Germaine Sablon - Le chant des partisans [video 1963]

 

Le Chant du départ « Le frère de La Marseillaise » (1794) | Chant de la Révolution

française

André Dassary - Le Chant du Départ (hymne révolutionnaire et républicain)

 

La Marseillaise version longue + paroles

 

Elle est Ma France, Mon pays. Honte à ce gouvernement que l’on dit incapable mais qui sait quand même tondre les œufs français.

Il tombe, il tombe mon pauvre pays. Il agonisse et n'est pas loin de la tombe. Pourra-t-on un jour le relever ?

2200 est le nombre de mosquées dans Ma France, dans Notre France. Et ce personnage, dont je ne veux pas écrire le nom sur ma page, en veut le double 4400...

Dans ma classe primaire, nous avons appris ces trois chants. Ils me sont toujours restés. Je rage de savoir qu'une grande majorité de jeunes ne connaissent 'La Marseillaise' que par le foot Ball.

De voir ce qu’elle est devenue et ce qu’elle devient, j’ai mal. Une certaine année, lors de la visite en août de Nicolas Sarkozy et Brice Hortefeux à Vichy, à 17h30 en allant prendre mon service, j’ai vu la rue principale à feu et à sang. Je ne la reconnaissais plus. Cette rue pas très longue, était pleine de fumée, tout était cassé : vitrines, voitures, des personnes menottées assises par terre.
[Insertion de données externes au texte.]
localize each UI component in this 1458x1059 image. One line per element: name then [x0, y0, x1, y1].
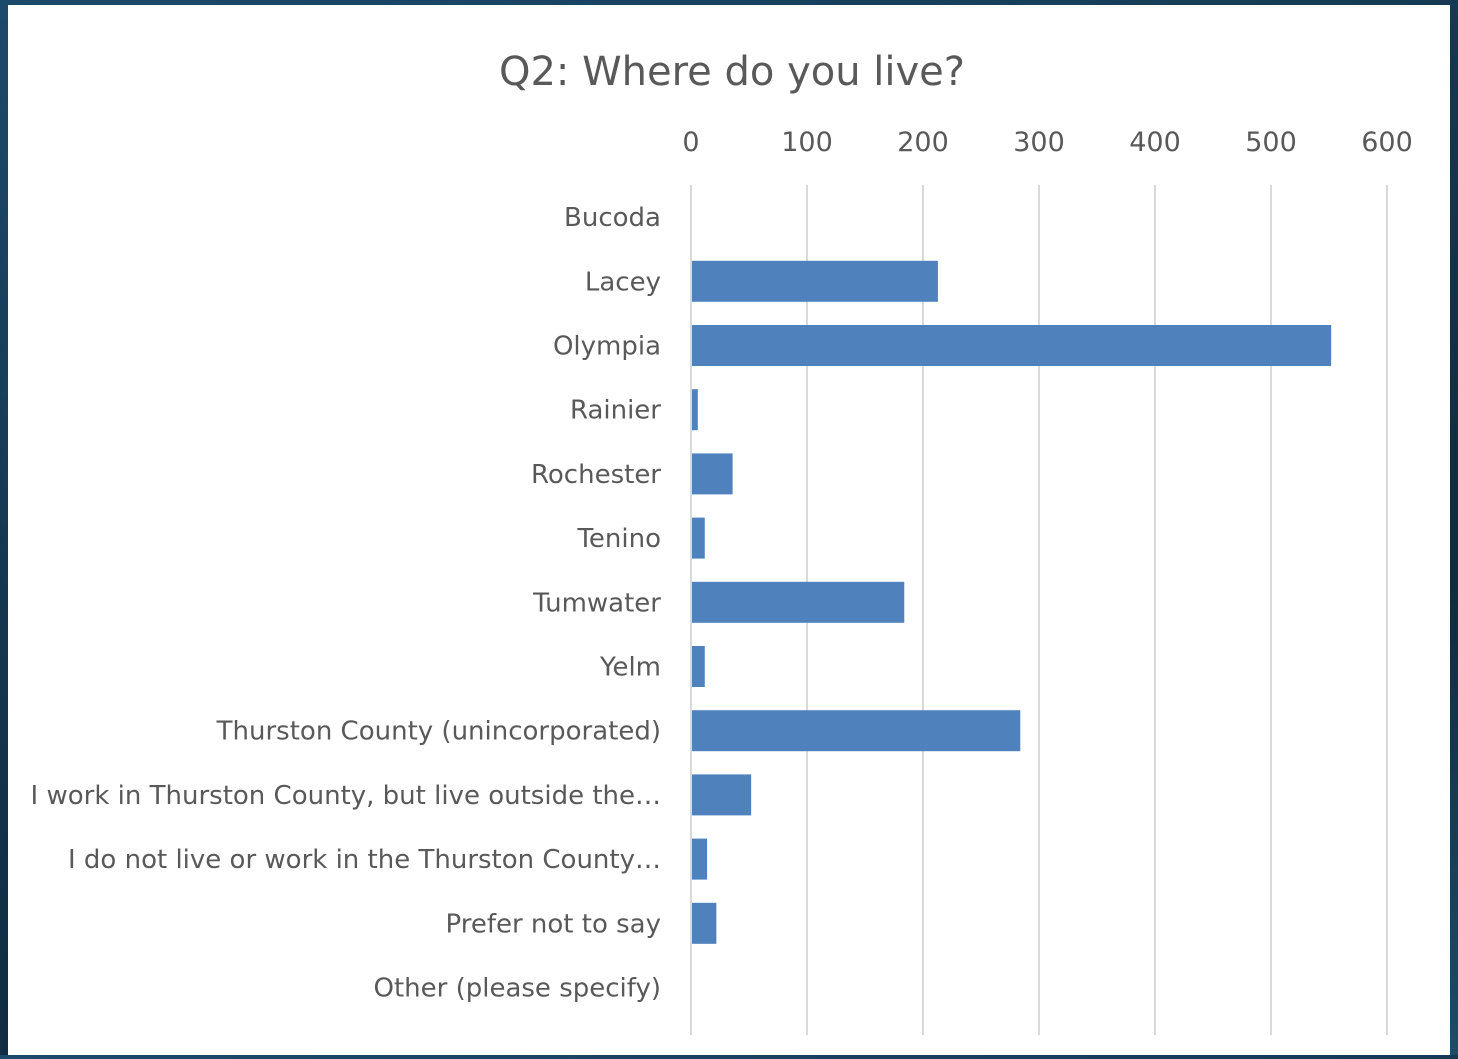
- category-label: Prefer not to say: [445, 909, 661, 939]
- bar: [692, 389, 698, 431]
- category-label: Bucoda: [564, 203, 661, 233]
- x-tick-label: 0: [682, 127, 699, 158]
- bar: [692, 453, 733, 495]
- bar: [692, 710, 1021, 752]
- category-label: Tumwater: [532, 588, 661, 618]
- x-tick-label: 100: [781, 127, 833, 158]
- bar-chart: Q2: Where do you live? 0 100 200 300 400 500 6…: [31, 49, 1413, 1035]
- bar: [692, 260, 938, 302]
- category-label: Olympia: [553, 332, 661, 362]
- category-label: I do not live or work in the Thurston Co…: [68, 845, 661, 875]
- x-axis-ticks: 0 100 200 300 400 500 600: [682, 127, 1412, 158]
- category-labels: Bucoda Lacey Olympia Rainier Rochester Tenino…: [31, 203, 662, 1003]
- bar: [692, 646, 705, 687]
- bars: [692, 260, 1332, 944]
- category-label: Rochester: [531, 460, 661, 490]
- category-label: Rainier: [570, 396, 661, 426]
- bar: [692, 774, 752, 816]
- x-tick-label: 400: [1129, 127, 1181, 158]
- category-label: Tenino: [576, 524, 661, 554]
- bar: [692, 838, 708, 880]
- bar: [692, 517, 705, 559]
- x-tick-label: 600: [1361, 127, 1413, 158]
- bar: [692, 325, 1332, 366]
- bar: [692, 581, 905, 623]
- category-label: I work in Thurston County, but live outs…: [31, 781, 661, 811]
- chart-title: Q2: Where do you live?: [499, 49, 965, 95]
- category-label: Thurston County (unincorporated): [216, 717, 661, 747]
- category-label: Yelm: [599, 653, 661, 683]
- x-tick-label: 200: [897, 127, 949, 158]
- x-tick-label: 500: [1245, 127, 1297, 158]
- chart-panel: Q2: Where do you live? 0 100 200 300 400 500 6…: [8, 5, 1450, 1055]
- x-tick-label: 300: [1013, 127, 1065, 158]
- category-label: Lacey: [585, 267, 661, 297]
- bar: [692, 902, 717, 944]
- category-label: Other (please specify): [374, 974, 662, 1004]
Mais ce qui m’a fait le plus mal et blessée pour toujours est : que j’ai vu des drapeaux français brulés et brûler. J’ai éteint le feu sur un qui était dans un coin d’une vitrine. J’ai regretté de ne pas être arrivée plus tôt afin de coincer celui ou celle qui avait fait cela ; et ces images, je les ai gravées dans ma tête.

A l’époque, je correspondais régulièrement sur Internet avec un journal connu.  Lorsque je suis rentrée le soir de mon travail (je travaillais en restauration) le responsable du journal qui voulait faire un article sur la venue de ces deux personnages m’a contactée car il avait eu vent que ça avait un peu bardé. J’étais d’accord. J’ai rédigé mon article, lui ai envoyé. Hélas, à cette période déjà, la vérité n’était pas bonne à dire. Ils n’ont jamais parlé de la vérité.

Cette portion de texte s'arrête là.